4) Crisis. This one is easy-- keep Lex dead and not merge/rewrite the realities. The continuity was absolutely ruined by Crisis and I'll never forgive them.
5) Children of Liberty. I feel like this one was disappointing because they took a very real and valid issue and turned it sideways to mimic current events. The writers tried to loop Guardian into the plot there, and ultimately failed to make the angle engaging whatsoever.
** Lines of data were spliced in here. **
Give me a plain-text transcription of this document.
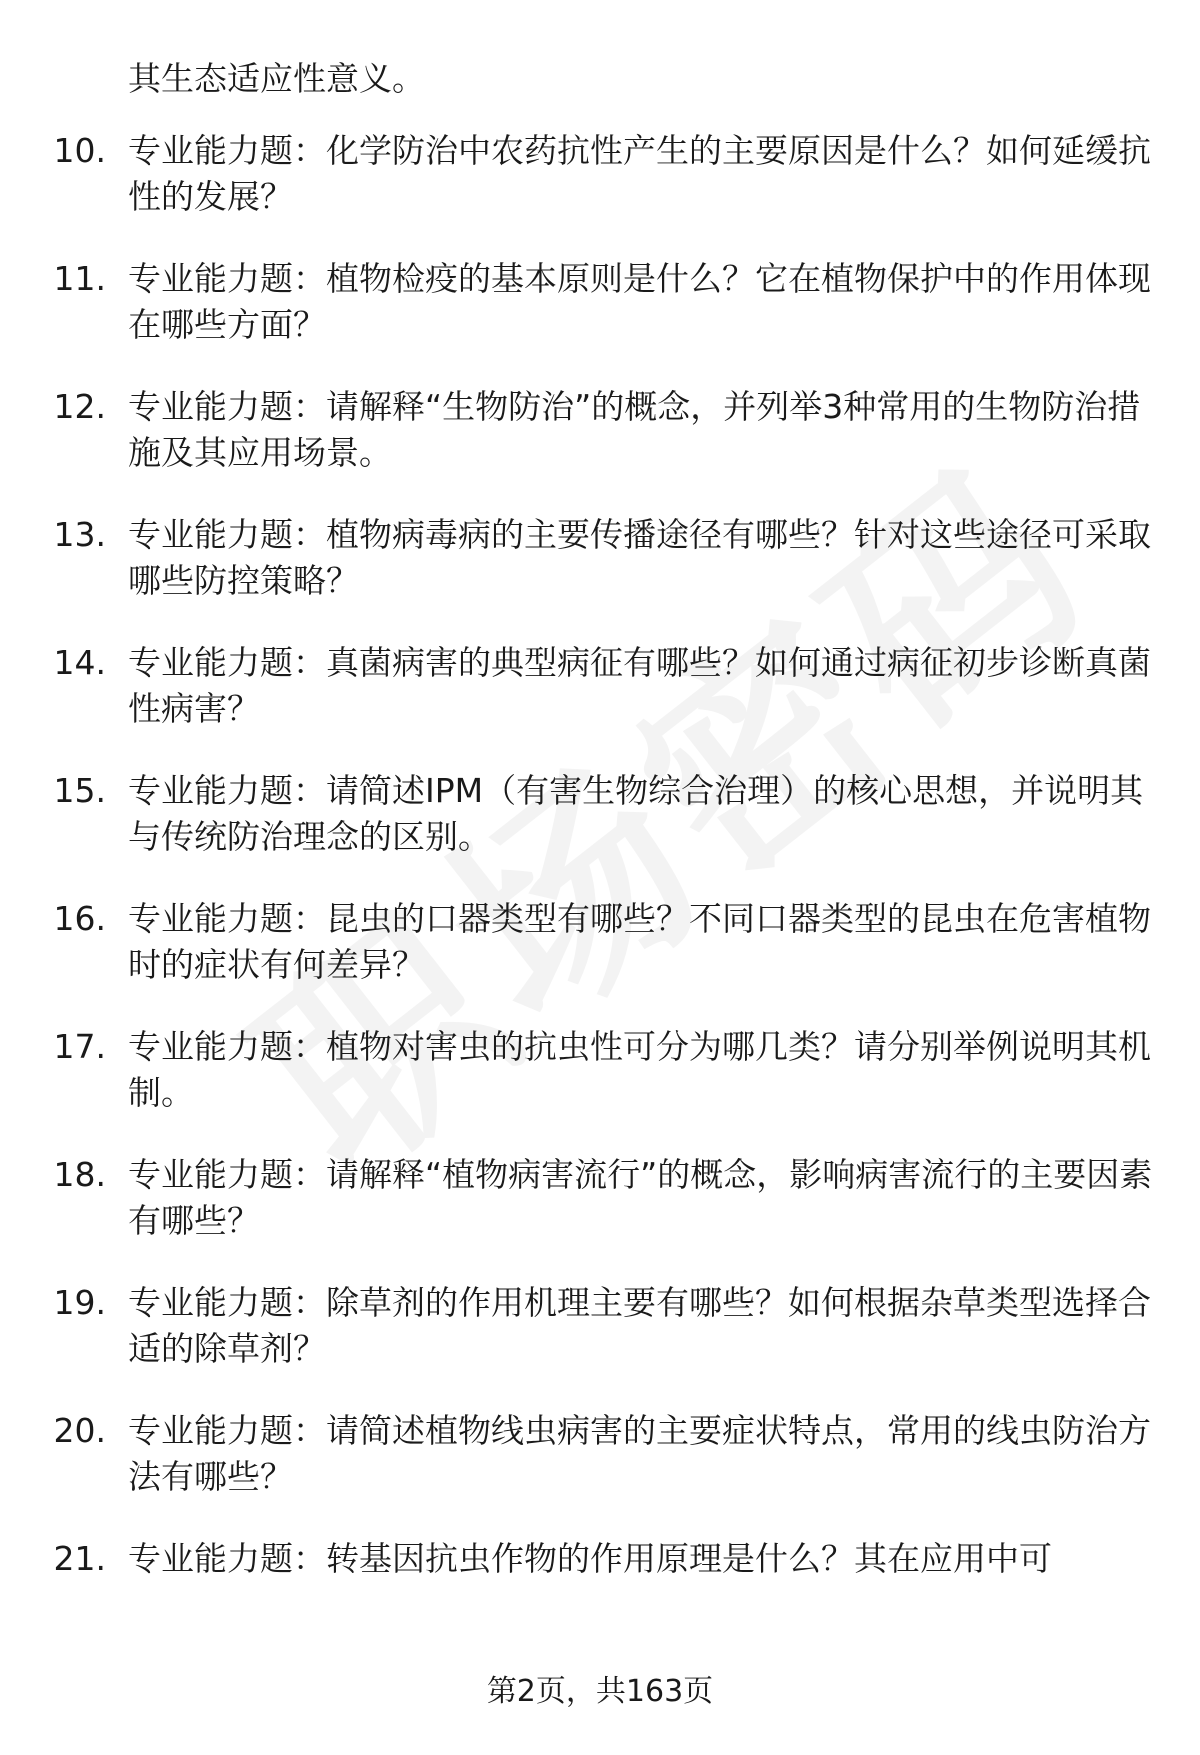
其生态适应性意义。
10. 专业能力题：化学防治中农药抗性产生的主要原因是什么？如何延缓抗性的发展？
11. 专业能力题：植物检疫的基本原则是什么？它在植物保护中的作用体现在哪些方面？
12. 专业能力题：请解释“生物防治”的概念，并列举3种常用的生物防治措施及其应用场景。
13. 专业能力题：植物病毒病的主要传播途径有哪些？针对这些途径可采取哪些防控策略？
14. 专业能力题：真菌病害的典型病征有哪些？如何通过病征初步诊断真菌性病害？
15. 专业能力题：请简述IPM（有害生物综合治理）的核心思想，并说明其与传统防治理念的区别。
16. 专业能力题：昆虫的口器类型有哪些？不同口器类型的昆虫在危害植物时的症状有何差异？
17. 专业能力题：植物对害虫的抗虫性可分为哪几类？请分别举例说明其机制。
18. 专业能力题：请解释“植物病害流行”的概念，影响病害流行的主要因素有哪些？
19. 专业能力题：除草剂的作用机理主要有哪些？如何根据杂草类型选择合适的除草剂？
20. 专业能力题：请简述植物线虫病害的主要症状特点，常用的线虫防治方法有哪些？
21. 专业能力题：转基因抗虫作物的作用原理是什么？其在应用中可
第2页，共163页
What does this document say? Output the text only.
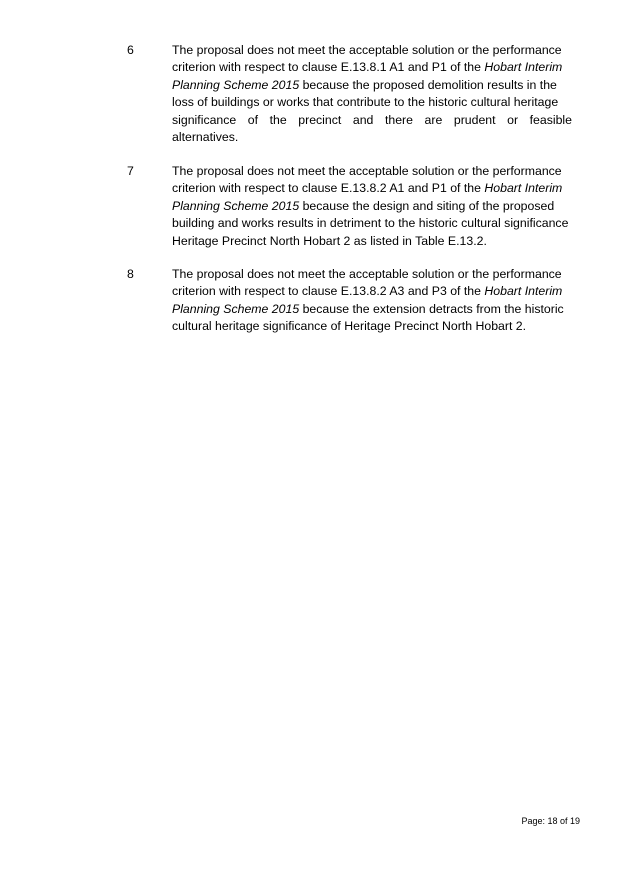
6	The proposal does not meet the acceptable solution or the performance
criterion with respect to clause E.13.8.1 A1 and P1 of the Hobart Interim
Planning Scheme 2015 because the proposed demolition results in the
loss of buildings or works that contribute to the historic cultural heritage
significance of the precinct and there are prudent or feasible
alternatives.
7	The proposal does not meet the acceptable solution or the performance
criterion with respect to clause E.13.8.2 A1 and P1 of the Hobart Interim
Planning Scheme 2015 because the design and siting of the proposed
building and works results in detriment to the historic cultural significance
Heritage Precinct North Hobart 2 as listed in Table E.13.2.
8	The proposal does not meet the acceptable solution or the performance
criterion with respect to clause E.13.8.2 A3 and P3 of the Hobart Interim
Planning Scheme 2015 because the extension detracts from the historic
cultural heritage significance of Heritage Precinct North Hobart 2.
Page: 18 of 19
6) Red Daughter. There was no fallout for this one. Kara absorbed Red Daughter and absolutely nothing came of it. She didn't change, in either personality or abilities. So what was the point? Idk. I think they could have utilized Red Daughter in a more meaningful way while she was alive too. I would have liked her to have room to grow as a person, rather than being treated as a prop to support Lex's plans of world domination. Maybe let her interact with Lena more. Maybe let her have doubts in Lex and start breaking away from him even before she learns the whole truth about him. Let more of Kara's personality/identity emerge to shift her allegiance to the side of good, and let her disagree with Lex's methods, if not his purpose.
----
This being said however, I don't think there's been a single arc since S2 that I've 100% been okay with, that I don't think I couldn't have done better. That might be a little egocentric of me, but it's the truth. I'm really good at seeing an idea and immediately expanding on it to suit my likes and dislikes to create content I wanna see-- canon be damned.